A Mile High, But Miles Ahead
I think it’s a rather widely misunderstood facet of the modern day spirits craze that most craft gins are indeed “crafted” much like your typical “homemade” spaghetti sauce. I’m putting those two words in quotes because they’re not necessarily untrue in this circumstance, they’re just relative in terms of what we constitute as rustic these days. For example, I’ve “made” my own spaghetti sauce hundreds of times during the course of my life; a recipe taught to me by my father. I generally head to the grocery store, purchase a large can of San Marzano roasted tomatoes, crush them into a thick liquid, then add in various herbs and spices to season that base as it cooks over a low heat. I’ll usually add garlic, oregano, red chili flakes, some bouillon cubes, and parsley; as well as healthy dollops of salt and pepper. After an hour or so of slow simmering, I’ve got my “homemade” spaghetti sauce. To some people, that process is a hell of lot more rudimentary than simply dumping a jar of Prego over some boiled noodles, so they’re impressed by my work. To the more professional cook, however, the term “homemade” means starting from scratch, and using canned goods is perhaps stretching the definition of the word a bit. To the purist, however, calling a sauce “homemade” can go so far as to mean “farm to table,” as in one must first plant their own tomato seeds, tend to the resulting vines, and harvest ones own fruit in order to truly claim origin. But I still know many people who would constitute my recipe as “homemade,” thus they’ll likely have little issue with how most craft gin is crafted today.
And how is that gin made, you ask? In most cases, by running grain neutral spirit through a still within which hangs a botanical basket brimming with twigs, and leaves, and other dried stuff. The boiled alcohol vapor passes through the collection of juniper and various herbs and spices, and—after it condenses back into a liquid—carries the essence of that particular recipe in its spirit. However, much like my “homemade” spaghetti sauce, most craft distilleries start by purchasing their base spirit from larger grain alcohol distilleries. When they say they’re crafting a gin, what they’re really doing is taking another producer’s base material (just like me with my can of San Marzano tomatoes) and flavoring it to their particular liking. The really hard part has already been done for them. They’re not harvesting grains, processing the starch into sugar, and running that sweet liquid through a large column. They’re just finalizing the recipe; they're adding a few sprigs into the so-called sauce.
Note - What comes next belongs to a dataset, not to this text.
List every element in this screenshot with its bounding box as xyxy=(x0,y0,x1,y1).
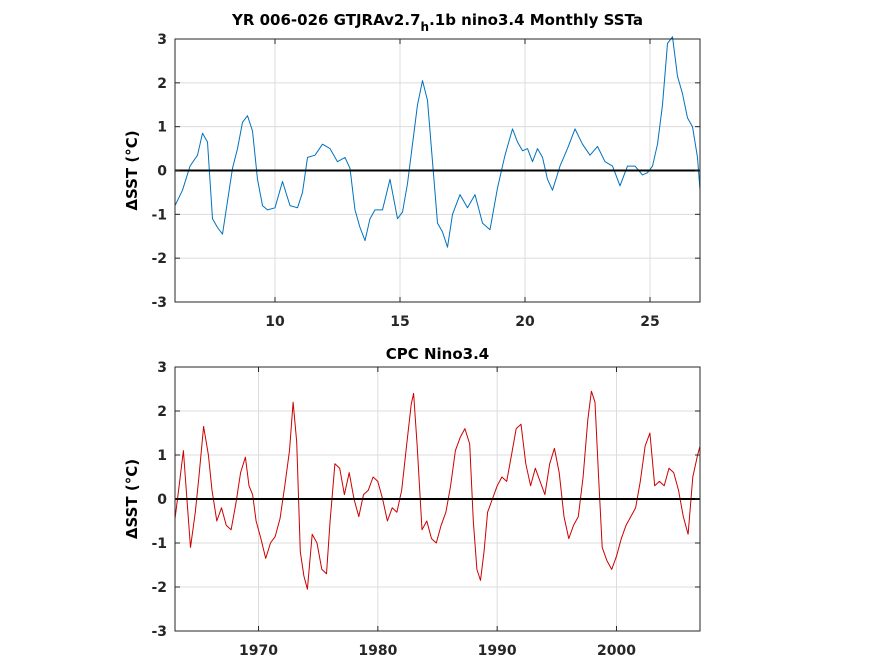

Not to imply that there’s little skill or creativity in creating a gin that way because a number of my favorite gins are made in such a manner. It’s just to say that when I hear about someone actually “crafting” something “by hand” in “small batches” (oh…so many great buzz words!), it would be nice to know if they’re actually starting from scratch. Take the Leopold Brothers for example, two guys who not only make their own base spirit, they also distill each botanical separately and then blend the individual distillates together much like a blended whisky, in true small batch fashion.
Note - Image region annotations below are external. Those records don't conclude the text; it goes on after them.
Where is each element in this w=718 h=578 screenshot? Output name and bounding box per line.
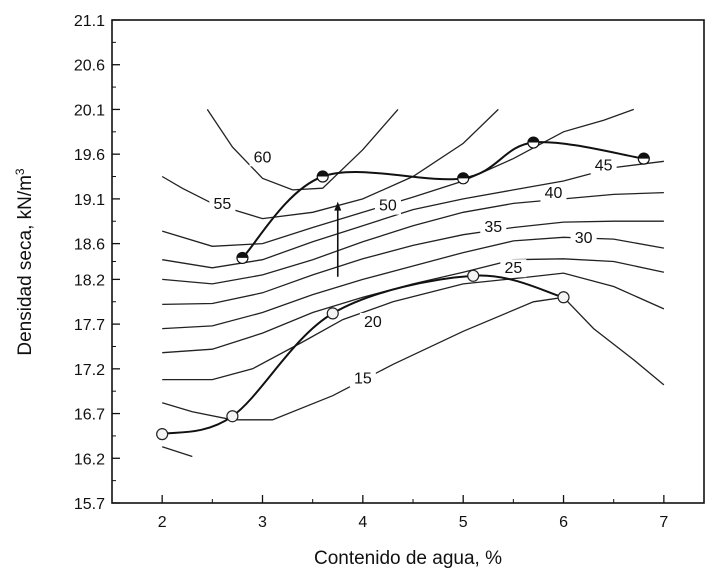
contour-label-bg — [540, 184, 567, 203]
x-tick-label: 4 — [358, 514, 367, 531]
annotations — [334, 201, 342, 277]
data-point-half-filled — [637, 152, 650, 165]
x-tick-label: 5 — [459, 514, 468, 531]
contour-label-25: 25 — [504, 260, 522, 277]
contour-label-bg — [500, 259, 527, 278]
y-axis-title: Densidad seca, kN/m3 — [13, 168, 36, 356]
y-tick-label: 16.2 — [74, 451, 105, 468]
contour-line-35 — [162, 220, 664, 306]
y-tick-label: 20.1 — [74, 102, 105, 119]
contour-label-bg — [480, 218, 507, 237]
y-axis: 15.7 16.2 16.7 17.2 17.7 18.2 18.6 19.1 19.6 20.1… — [74, 13, 120, 513]
data-point-half-filled — [527, 136, 540, 149]
contour-label-bg — [374, 196, 401, 215]
contour-line-55 — [161, 108, 499, 220]
y-tick-label: 19.6 — [74, 147, 105, 164]
y-tick-label: 17.7 — [74, 317, 105, 334]
contour-label-60: 60 — [254, 149, 272, 166]
data-point-half-filled-top — [236, 252, 248, 258]
contour-label-45: 45 — [595, 157, 613, 174]
y-tick-label: 15.7 — [74, 496, 105, 513]
data-point-half-filled-top — [457, 172, 469, 179]
x-axis-title: Contenido de agua, % — [314, 548, 502, 569]
contour-label-35: 35 — [484, 219, 502, 236]
x-tick-label: 3 — [258, 514, 267, 531]
contour-line-60 — [206, 108, 399, 191]
data-point-half-filled-top — [638, 153, 650, 159]
data-point-open — [467, 269, 480, 282]
data-point-open — [557, 291, 570, 304]
contour-label-bg — [590, 156, 617, 175]
data-point-half-filled-top — [317, 171, 329, 177]
y-axis-title-superscript: 3 — [13, 168, 27, 175]
x-tick-label: 7 — [659, 514, 668, 531]
y-tick-label: 18.6 — [74, 237, 105, 254]
contour-line-40 — [162, 191, 664, 285]
contour-label-bg — [349, 369, 376, 388]
data-point-half-filled — [316, 170, 329, 183]
data-point-half-filled-top — [527, 137, 539, 143]
contour-line-20 — [162, 272, 665, 381]
y-axis-title-main: Densidad seca, kN/m — [15, 175, 36, 356]
contour-line-30 — [162, 236, 665, 330]
series-lines — [161, 141, 644, 436]
y-tick-label: 18.2 — [74, 272, 105, 289]
contour-label-bg — [249, 148, 276, 167]
contour-line-50 — [162, 108, 635, 247]
contour-line-25 — [162, 258, 665, 354]
contour-line-fragment — [161, 446, 193, 458]
series-markers — [156, 136, 650, 441]
y-tick-label: 16.7 — [74, 407, 105, 424]
contour-line-15 — [162, 296, 665, 421]
x-tick-label: 2 — [158, 514, 167, 531]
arrow-head — [334, 201, 342, 211]
x-tick-label: 6 — [559, 514, 568, 531]
data-point-open — [326, 307, 339, 320]
y-tick-label: 17.2 — [74, 362, 105, 379]
contour-label-bg — [570, 228, 597, 247]
contour-label-bg — [209, 194, 236, 213]
data-point-half-filled — [236, 251, 249, 265]
data-point-open — [226, 410, 239, 423]
x-axis: 2 3 4 5 6 7 — [111, 495, 668, 531]
contour-label-55: 55 — [213, 196, 231, 213]
contour-label-20: 20 — [364, 314, 382, 331]
contour-label-bg — [359, 312, 386, 331]
y-tick-label: 21.1 — [74, 13, 105, 30]
series-curve-1 — [161, 274, 564, 436]
y-tick-label: 20.6 — [74, 58, 105, 75]
contour-label-15: 15 — [354, 370, 372, 387]
data-point-half-filled — [457, 172, 470, 185]
contour-lines: 15 20 25 30 35 40 45 50 55 60 — [161, 108, 665, 458]
contour-label-50: 50 — [379, 198, 397, 215]
contour-label-40: 40 — [545, 185, 563, 202]
data-point-open — [156, 428, 169, 441]
y-tick-label: 19.1 — [74, 192, 105, 209]
contour-label-30: 30 — [575, 230, 593, 247]
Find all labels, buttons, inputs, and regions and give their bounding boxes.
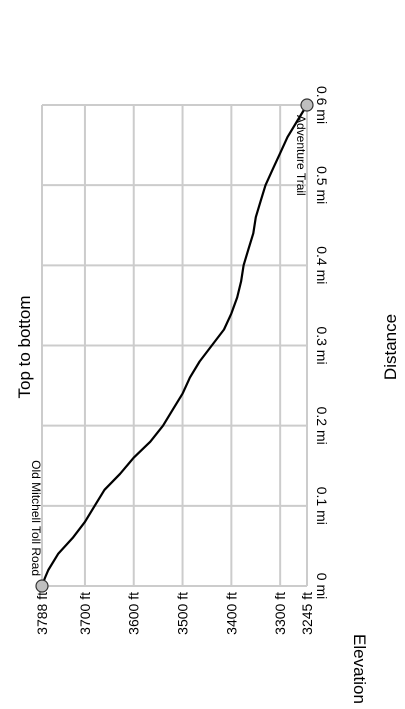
x-tick-labels: 0 mi 0.1 mi 0.2 mi 0.3 mi 0.4 mi 0.5 mi 0.6 mi [314, 86, 330, 599]
x-axis-title: Distance [381, 314, 400, 380]
chart-title: Top to bottom [15, 295, 34, 398]
y-tick-label: 3500 ft [175, 592, 191, 635]
start-point-marker [35, 579, 49, 593]
x-tick-label: 0 mi [314, 573, 330, 599]
y-tick-label: 3245 ft [299, 592, 315, 635]
x-tick-label: 0.3 mi [314, 326, 330, 364]
grid-lines [41, 104, 308, 587]
end-point-marker [300, 98, 314, 112]
y-tick-label: 3788 ft [34, 592, 50, 635]
y-tick-label: 3600 ft [126, 592, 142, 635]
y-axis-title: Elevation [350, 634, 369, 704]
x-tick-label: 0.4 mi [314, 246, 330, 284]
y-tick-label: 3400 ft [223, 592, 239, 635]
y-tick-label: 3700 ft [77, 592, 93, 635]
x-tick-label: 0.6 mi [314, 86, 330, 124]
x-tick-label: 0.1 mi [314, 487, 330, 525]
y-tick-label: 3300 ft [272, 592, 288, 635]
x-tick-label: 0.5 mi [314, 166, 330, 204]
start-point-label: Old Mitchell Toll Road [29, 460, 43, 576]
y-tick-labels: 3788 ft 3700 ft 3600 ft 3500 ft 3400 ft 3300 … [34, 592, 315, 635]
rotated-chart-group: Old Mitchell Toll Road Adventure Trail 0… [15, 86, 400, 704]
end-point-label: Adventure Trail [294, 115, 308, 196]
x-tick-label: 0.2 mi [314, 407, 330, 445]
elevation-profile-line [40, 104, 308, 587]
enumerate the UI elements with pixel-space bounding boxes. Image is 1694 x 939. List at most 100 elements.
Not only is the Leopold Brothers gin truly crafted, it’s one of the great American gins on the market—period. You'd think that would be an easy sell to most consumers, but—alas—Todd and Scott are the Screaming Trees of the grunge rock gin era. They’re like the Pixies, or the Cocteau Twins of alternative distillation—the guys that everyone loves and strives to imitate; the T-shirt you wear when you want other people to know you’re pretty knowledgable about underground booze—but who for some reason never go mainstream and achieve the huge commercial success they fully deserve. But maybe that’s the way they want it. They don’t really need the credit. Everyone knows they’re one of the original craft distilleries (back when that term actually referred to making something more interesting on a smaller, more nuanced scale), committed to creating better spirits via more artisinal methods. The Leopolds floor malt their own rye and barley just like all Scottish distilleries used to do. They work with local farmers to revive interesting and flavorful strains that haven’t been grown since Prohibition. They mill their own grains, ferment their own mash, and everything on site is done by hand (literally, not just for the sake of putting the word on the bottle). They’re also pretty damn good at making just about everything: vodka, rye whiskey, single malt whiskey, liqueurs, absinthe, aperitifs—you name it. I’ve been trying to get out and see the distillation mecca they’ve created in Denver for years, but the opportunity never seemed to materialize until this week. So, once again, I’m on a plane. I can see the Rocky Mountains from the window. I’m ready to hit Colorado running. I’ve just got to get in and out before the Broncos home opener.
We’ve got dinner plans tonight. If Todd’s making spaghetti with homemade sauce, I’m pretty sure it will be from scratch.